Of course, we could also run cargo build
and have a compiled executable
in target/debug/readfile
.
The Rust Programming Language is
a gentle introduction to the language.
It's available online for free, if you want to take a break to go through the
first few chapters, cool bear will not blame you.
For the benefit of those among us who are new to Rust, I'll go through each
section and explain what it does. (If the code is obvious to you, feel free
to skip to the next section)
This is a main function - it's what will get run when the program starts:
Since we're going to perform operations that can fail, like reading files,
we can use a form of main that returns a result.
Rust code
fn main ( ) -> Result < T , E > { }
Result is a generic type, T
is the type of.. the result, if everything goes well.
And E
is the type of the error, if something goes wrong.

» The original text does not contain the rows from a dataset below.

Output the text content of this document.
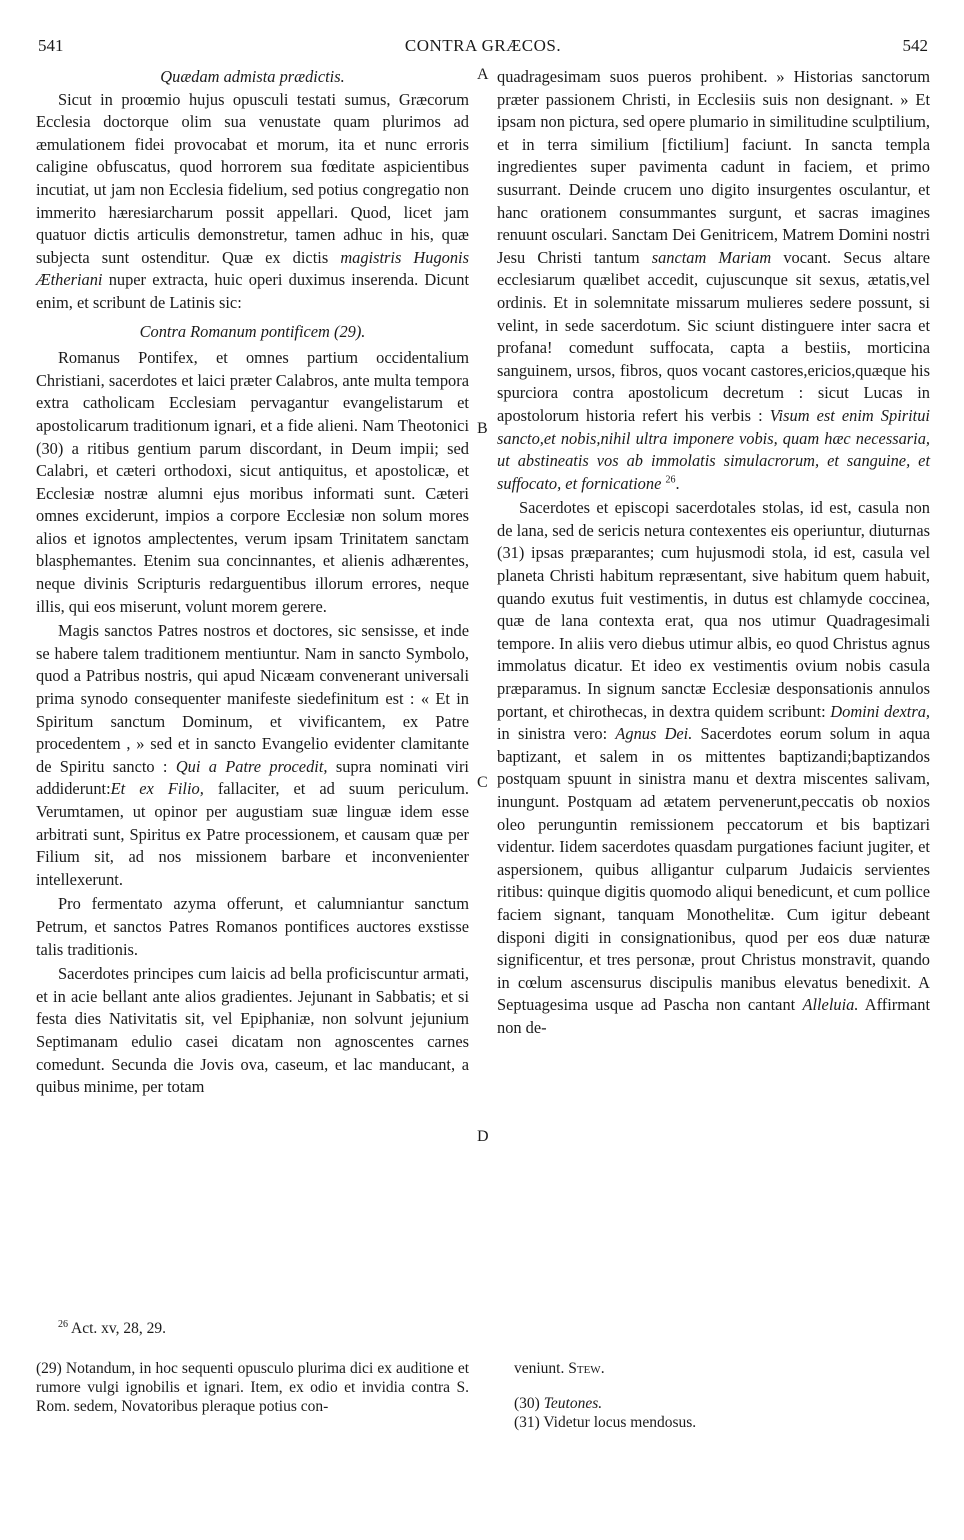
541	CONTRA GRÆCOS.	542
Quædam admista prædictis.

Sicut in proœmio hujus opusculi testati sumus, Græcorum Ecclesia doctorque olim sua venustate quam plurimos ad æmulationem fidei provocabat et morum, ita et nunc erroris caligine obfuscatus, quod horrorem sua fœditate aspicientibus incutiat, ut jam non Ecclesia fidelium, sed potius congregatio non immerito hæresiarcharum possit appellari. Quod, licet jam quatuor dictis articulis demonstretur, tamen adhuc in his, quæ subjecta sunt ostenditur. Quæ ex dictis magistris Hugonis Ætheriani nuper extracta, huic operi duximus inserenda. Dicunt enim, et scribunt de Latinis sic:

Contra Romanum pontificem (29).

Romanus Pontifex, et omnes partium occidentalium Christiani, sacerdotes et laici præter Calabros, ante multa tempora extra catholicam Ecclesiam pervagantur evangelistarum et apostolicarum traditionum ignari, et a fide alieni. Nam Theotonici (30) a ritibus gentium parum discordant, in Deum impii; sed Calabri, et cæteri orthodoxi, sicut antiquitus, et apostolicæ, et Ecclesiæ nostræ alumni ejus moribus informati sunt. Cæteri omnes exciderunt, impios a corpore Ecclesiæ non solum mores alios et ignotos amplectentes, verum ipsam Trinitatem sanctam blasphemantes. Etenim sua concinnantes, et alienis adhærentes, neque divinis Scripturis redarguentibus illorum errores, neque illis, qui eos miserunt, volunt morem gerere.

Magis sanctos Patres nostros et doctores, sic sensisse, et inde se habere talem traditionem mentiuntur. Nam in sancto Symbolo, quod a Patribus nostris, qui apud Nicæam convenerant universali prima synodo consequenter manifeste siedefinitum est : « Et in Spiritum sanctum Dominum, et vivificantem, ex Patre procedentem , » sed et in sancto Evangelio evidenter clamitante de Spiritu sancto : Qui a Patre procedit, supra nominati viri addiderunt:Et ex Filio, fallaciter, et ad suum periculum. Verumtamen, ut opinor per augustiam suæ linguæ idem esse arbitrati sunt, Spiritus ex Patre processionem, et causam quæ per Filium sit, ad nos missionem barbare et inconvenienter intellexerunt.

Pro fermentato azyma offerunt, et calumniantur sanctum Petrum, et sanctos Patres Romanos pontifices auctores exstisse talis traditionis.

Sacerdotes principes cum laicis ad bella proficiscuntur armati, et in acie bellant ante alios gradientes. Jejunant in Sabbatis; et si festa dies Nativitatis sit, vel Epiphaniæ, non solvunt jejunium Septimanam edulio casei dicatam non agnoscentes carnes comedunt. Secunda die Jovis ova, caseum, et lac manducant, a quibus minime, per totam

A
B
C
D

quadragesimam suos pueros prohibent. » Historias sanctorum præter passionem Christi, in Ecclesiis suis non designant. » Et ipsam non pictura, sed opere plumario in similitudine sculptilium, et in terra similium [fictilium] faciunt. In sancta templa ingredientes super pavimenta cadunt in faciem, et primo susurrant. Deinde crucem uno digito insurgentes osculantur, et hanc orationem consummantes surgunt, et sacras imagines renuunt osculari. Sanctam Dei Genitricem, Matrem Domini nostri Jesu Christi tantum sanctam Mariam vocant. Secus altare ecclesiarum quælibet accedit, cujuscunque sit sexus, ætatis,vel ordinis. Et in solemnitate missarum mulieres sedere possunt, si velint, in sede sacerdotum. Sic sciunt distinguere inter sacra et profana! comedunt suffocata, capta a bestiis, morticina sanguinem, ursos, fibros, quos vocant castores,ericios,quæque his spurciora contra apostolicum decretum : sicut Lucas in apostolorum historia refert his verbis : Visum est enim Spiritui sancto,et nobis,nihil ultra imponere vobis, quam hæc necessaria, ut abstineatis vos ab immolatis simulacrorum, et sanguine, et suffocato, et fornicatione $^{26}$.

Sacerdotes et episcopi sacerdotales stolas, id est, casula non de lana, sed de sericis netura contexentes eis operiuntur, diuturnas (31) ipsas præparantes; cum hujusmodi stola, id est, casula vel planeta Christi habitum repræsentant, sive habitum quem habuit, quando exutus fuit vestimentis, in dutus est chlamyde coccinea, quæ de lana contexta erat, qua nos utimur Quadragesimali tempore. In aliis vero diebus utimur albis, eo quod Christus agnus immolatus dicatur. Et ideo ex vestimentis ovium nobis casula præparamus. In signum sanctæ Ecclesiæ desponsationis annulos portant, et chirothecas, in dextra quidem scribunt: Domini dextra, in sinistra vero: Agnus Dei. Sacerdotes eorum solum in aqua baptizant, et salem in os mittentes baptizandi;baptizandos postquam spuunt in sinistra manu et dextra miscentes salivam, inungunt. Postquam ad ætatem pervenerunt,peccatis ob noxios oleo perunguntin remissionem peccatorum et bis baptizari videntur. Iidem sacerdotes quasdam purgationes faciunt jugiter, et aspersionem, quibus alligantur culparum Judaicis servientes ritibus: quinque digitis quomodo aliqui benedicunt, et cum pollice faciem signant, tanquam Monothelitæ. Cum igitur debeant disponi digiti in consignationibus, quod per eos duæ naturæ significentur, et tres personæ, prout Christus monstravit, quando in cœlum ascensurus discipulis manibus elevatus benedixit. A Septuagesima usque ad Pascha non cantant Alleluia. Affirmant non de-

$^{26}$ Act. xv, 28, 29.
(29) Notandum, in hoc sequenti opusculo plurima dici ex auditione et rumore vulgi ignobilis et ignari. Item, ex odio et invidia contra S. Rom. sedem, Novatoribus pleraque potius con-

veniunt. Stew.

(30) Teutones.

(31) Videtur locus mendosus.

In our case, we don't really have a result, so for T
we can just use the
empty tuple, ()
. As for the error type, E
, the only fallible operations are
I/O (input-output), so we can use std::io::Error
.
Rust code
use std:: io:: Error;
// `Error` is the type we just imported above with `use`
fn main ( ) -> Result < ( ) , Error > {
// `Ok` is a variant of `Result` that indicates success. The pair of
// parentheses inside is an empty tuple, just like we promised we'd return
// Since this expression is the *last thing* in our function, and there
// is no semi-colon (`;`) after it, it will get returned.
Ok ( ( ) )
}
Next, we notice that, unlike in our node.js example, here we have to open a
file before reading it.
Rust code
use std:: {
io:: Error,
fs:: File,
} ;
fn main ( ) -> Result < ( ) , Error > {
// `File::open()` *also* returns a `Result<File, Error>`.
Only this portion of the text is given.